Chaque souvenir raconte une histoire.
Trinh Ha Miên, fondatrice de la marque artisanale Liu Lo Arts & Craft, considère les souvenirs comme le premier véritable contact d’un voyageur avec une culture.
« Certains découvrent le Vietnam grâce à un petit objet qu’ils rapportent chez eux. Ce produit peut raconter notre mode de vie, qui nous sommes et notre patrimoine sans nécessiter de longues explications », explique-t-elle.
Les souvenirs dont elle parle ont relégué aux oubliettes les monuments miniatures et les aimants à l’effigie du drapeau. Aujourd’hui, les souvenirs capturent le rythme de la vie quotidienne : une « bánh mì » (baguette vietnamienne), un carnet de croquis des rues labyrinthiques de Hanoi et des illustrations de la vie quotidienne à Hô Chi Minh-Ville.
Leur succès tient à l’image d’un Vietnam authentique, accessible et vivant qu’ils dépeignent.
Des histoires simples et captivantes confèrent aux souvenirs culturels un attrait nouveau.
Un vecteur d’exportation culturelle
Attirant plus de deux millions de visiteurs par an, le Temple de la Littérature de Hanoi est considéré comme une destination de choix pour les produits dérivés du patrimoine.
La Dr Duong Ngoc Hà, directrice adjointe du Centre d’activités culturelles et scientifiques du site, explique que les boutiques de souvenirs proposaient depuis longtemps des produits génériques, communs à tous les sites touristiques, et que peu d’articles reflétaient l’identité unique du temple.

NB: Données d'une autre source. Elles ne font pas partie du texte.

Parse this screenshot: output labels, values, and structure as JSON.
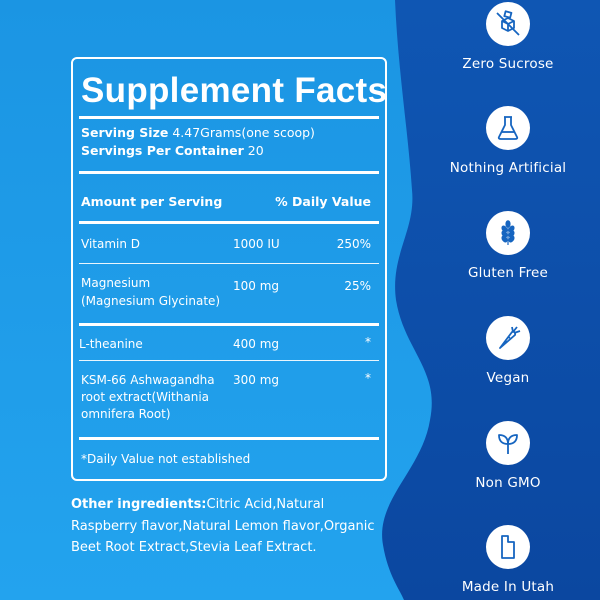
{
  "facts": {
    "title": "Supplement Facts",
    "serving_size_label": "Serving Size",
    "serving_size_value": "4.47Grams(one scoop)",
    "servings_label": "Servings Per Container",
    "servings_value": "20",
    "col_amount": "Amount per Serving",
    "col_dv": "% Daily Value",
    "rows": [
      {
        "name": "Vitamin D",
        "amount": "1000 IU",
        "dv": "250%"
      },
      {
        "name": "Magnesium",
        "name2": "(Magnesium Glycinate)",
        "amount": "100 mg",
        "dv": "25%"
      },
      {
        "name": "L-theanine",
        "amount": "400 mg",
        "dv": "*"
      },
      {
        "name": "KSM-66 Ashwagandha",
        "name2": "root extract(Withania",
        "name3": "omnifera Root)",
        "amount": "300 mg",
        "dv": "*"
      }
    ],
    "footnote": "*Daily Value not established"
  },
  "ingredients": {
    "label": "Other ingredients:",
    "text": "Citric Acid,Natural Raspberry flavor,Natural Lemon flavor,Organic Beet Root Extract,Stevia Leaf Extract."
  },
  "badges": [
    {
      "label": "Zero Sucrose",
      "icon": "cube-crossed-icon"
    },
    {
      "label": "Nothing Artificial",
      "icon": "flask-icon"
    },
    {
      "label": "Gluten Free",
      "icon": "wheat-icon"
    },
    {
      "label": "Vegan",
      "icon": "carrot-icon"
    },
    {
      "label": "Non GMO",
      "icon": "leaf-icon"
    },
    {
      "label": "Made In Utah",
      "icon": "utah-icon"
    }
  ],
  "colors": {
    "left_blue": "#1f9ae6",
    "right_blue": "#0d4ea8",
    "icon_blue": "#1665c0",
    "text": "#ffffff"
  }
}
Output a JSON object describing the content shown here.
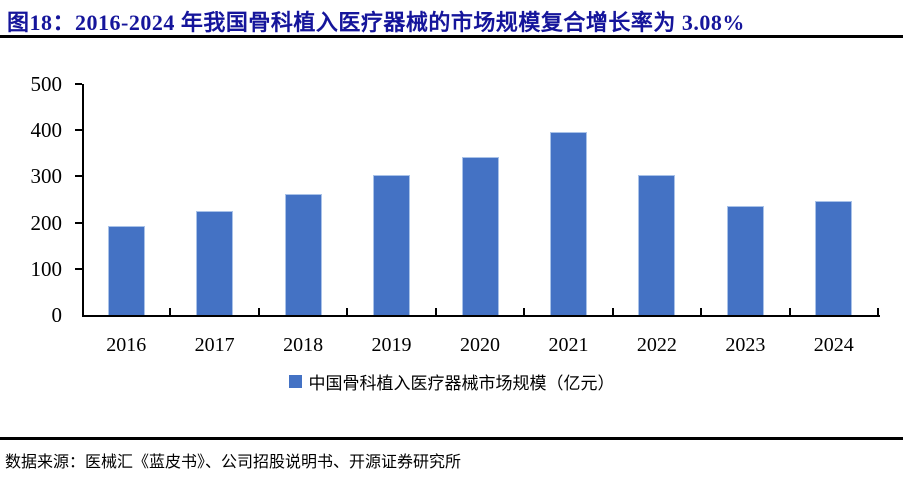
{
  "figure": {
    "title": "图18：2016-2024 年我国骨科植入医疗器械的市场规模复合增长率为 3.08%",
    "source": "数据来源：医械汇《蓝皮书》、公司招股说明书、开源证券研究所"
  },
  "chart_data": {
    "type": "bar",
    "title": "图18：2016-2024 年我国骨科植入医疗器械的市场规模复合增长率为 3.08%",
    "categories": [
      "2016",
      "2017",
      "2018",
      "2019",
      "2020",
      "2021",
      "2022",
      "2023",
      "2024"
    ],
    "series": [
      {
        "name": "中国骨科植入医疗器械市场规模（亿元）",
        "values": [
          193,
          225,
          262,
          304,
          342,
          397,
          304,
          237,
          246
        ]
      }
    ],
    "xlabel": "",
    "ylabel": "",
    "ylim": [
      0,
      500
    ],
    "yticks": [
      0,
      100,
      200,
      300,
      400,
      500
    ],
    "grid": false,
    "legend_position": "bottom"
  },
  "colors": {
    "title_text": "#15159B",
    "bar_fill": "#4472C4",
    "bar_edge": "#A9C2E8",
    "axis": "#000000",
    "divider_rule": "#000000"
  }
}
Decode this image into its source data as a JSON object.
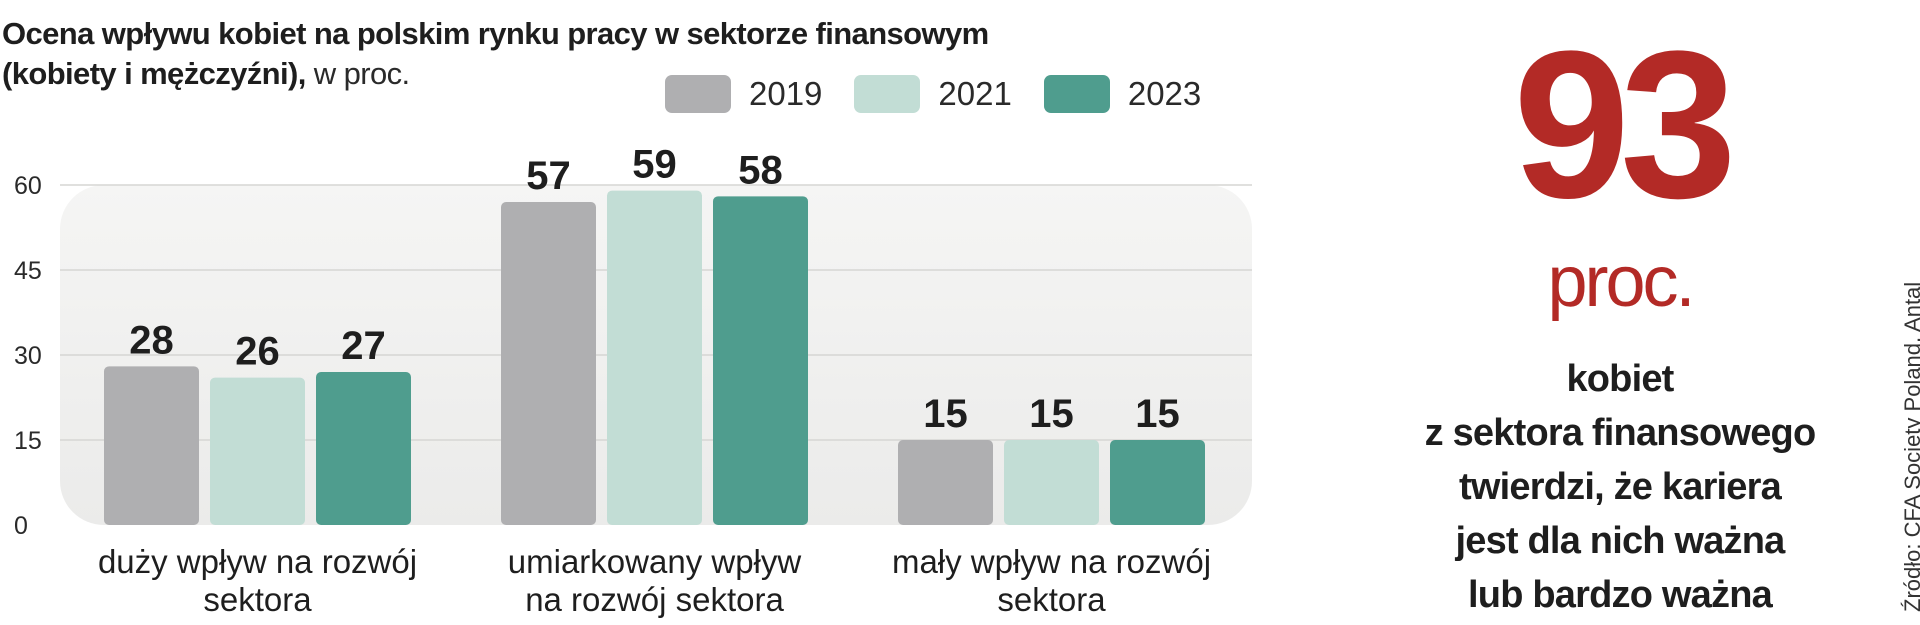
{
  "title": {
    "line1": "Ocena wpływu  kobiet na polskim rynku pracy w sektorze finansowym",
    "line2_bold": "(kobiety i mężczyźni),",
    "line2_unit": " w proc."
  },
  "legend": [
    {
      "label": "2019",
      "color": "#afafb1"
    },
    {
      "label": "2021",
      "color": "#c2ddd5"
    },
    {
      "label": "2023",
      "color": "#4f9d8e"
    }
  ],
  "chart_data": {
    "type": "bar",
    "categories": [
      [
        "duży wpływ na rozwój",
        "sektora"
      ],
      [
        "umiarkowany wpływ",
        "na rozwój sektora"
      ],
      [
        "mały wpływ na rozwój",
        "sektora"
      ]
    ],
    "series": [
      {
        "name": "2019",
        "values": [
          28,
          57,
          15
        ],
        "color": "#afafb1"
      },
      {
        "name": "2021",
        "values": [
          26,
          59,
          15
        ],
        "color": "#c2ddd5"
      },
      {
        "name": "2023",
        "values": [
          27,
          58,
          15
        ],
        "color": "#4f9d8e"
      }
    ],
    "yticks": [
      0,
      15,
      30,
      45,
      60
    ],
    "ylim": [
      0,
      60
    ],
    "grid": true,
    "legend_position": "top-right"
  },
  "highlight": {
    "number": "93",
    "unit": "proc.",
    "text": [
      "kobiet",
      "z sektora finansowego",
      "twierdzi, że kariera",
      "jest dla nich ważna",
      "lub bardzo ważna"
    ],
    "color": "#b32a26"
  },
  "source": "Źródło: CFA Society Poland, Antal"
}
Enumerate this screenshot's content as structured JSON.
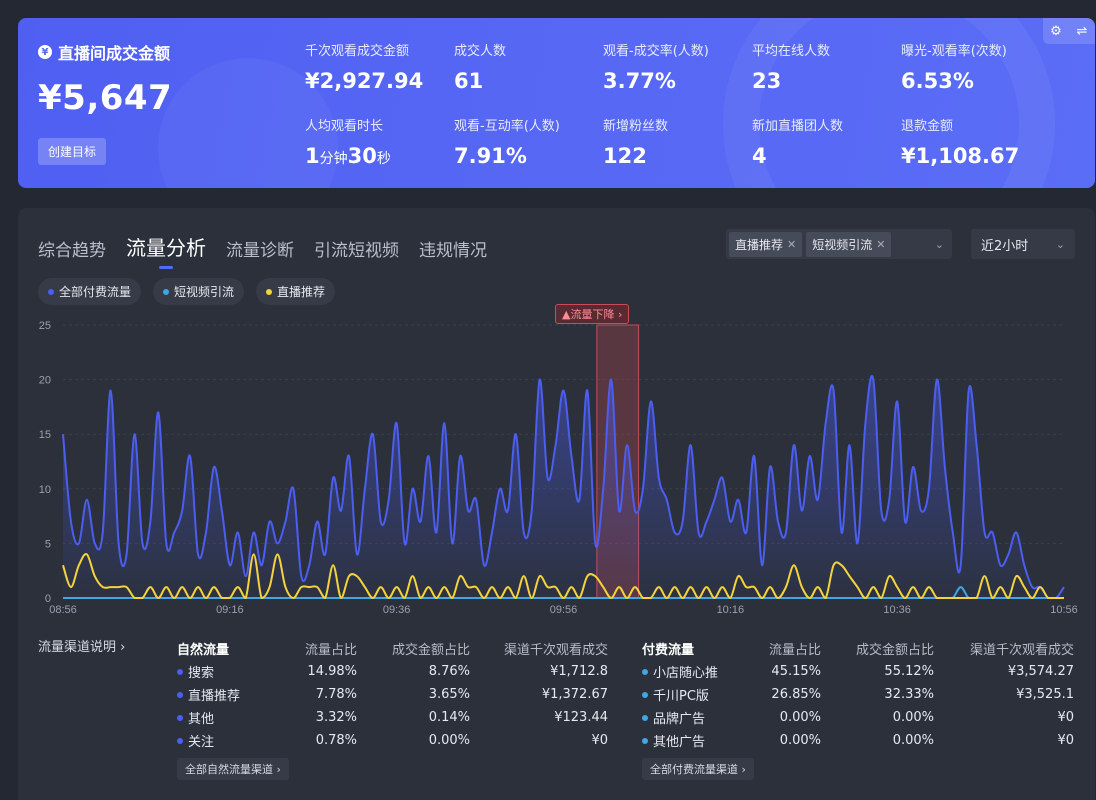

Inspiré par les motifs sculptés sur les stèles des anciens médecins, le Khuê Van Cac (Pavillon de la constellation des lettres) et les symboles de la tradition scolastique confucéenne vietnamienne, le centre a conçu une vaste collection de souvenirs.
Chaque pièce revêt une valeur culturelle et spirituelle, permettant aux visiteurs de prolonger leur expérience bien après leur départ.
Les produits artisanaux issus des villages de métiers traditionnels, bien que plus chers, séduisent les acheteurs par leur savoir-faire et les récits culturels qu’ils véhiculent.
Un souvenir réussi, selon la Dr Duong Ngoc Hà, doit allier trois éléments : l’utilité, la valeur esthétique et la capacité de transmettre l’identité culturelle.
Elle plaide pour un écosystème intégré qui relie la créativité, la production, la distribution et la promotion au sein d’une chaîne de valeur unique, permettant ainsi aux produits culturels vietnamiens d’accéder à des marchés beaucoup plus vastes.
Dans cette chaîne, les distributeurs, les destinations touristiques et les mécanismes culturels, a-t-elle déclaré, constituent les maillons essentiels qui permettent de présenter ces produits au public.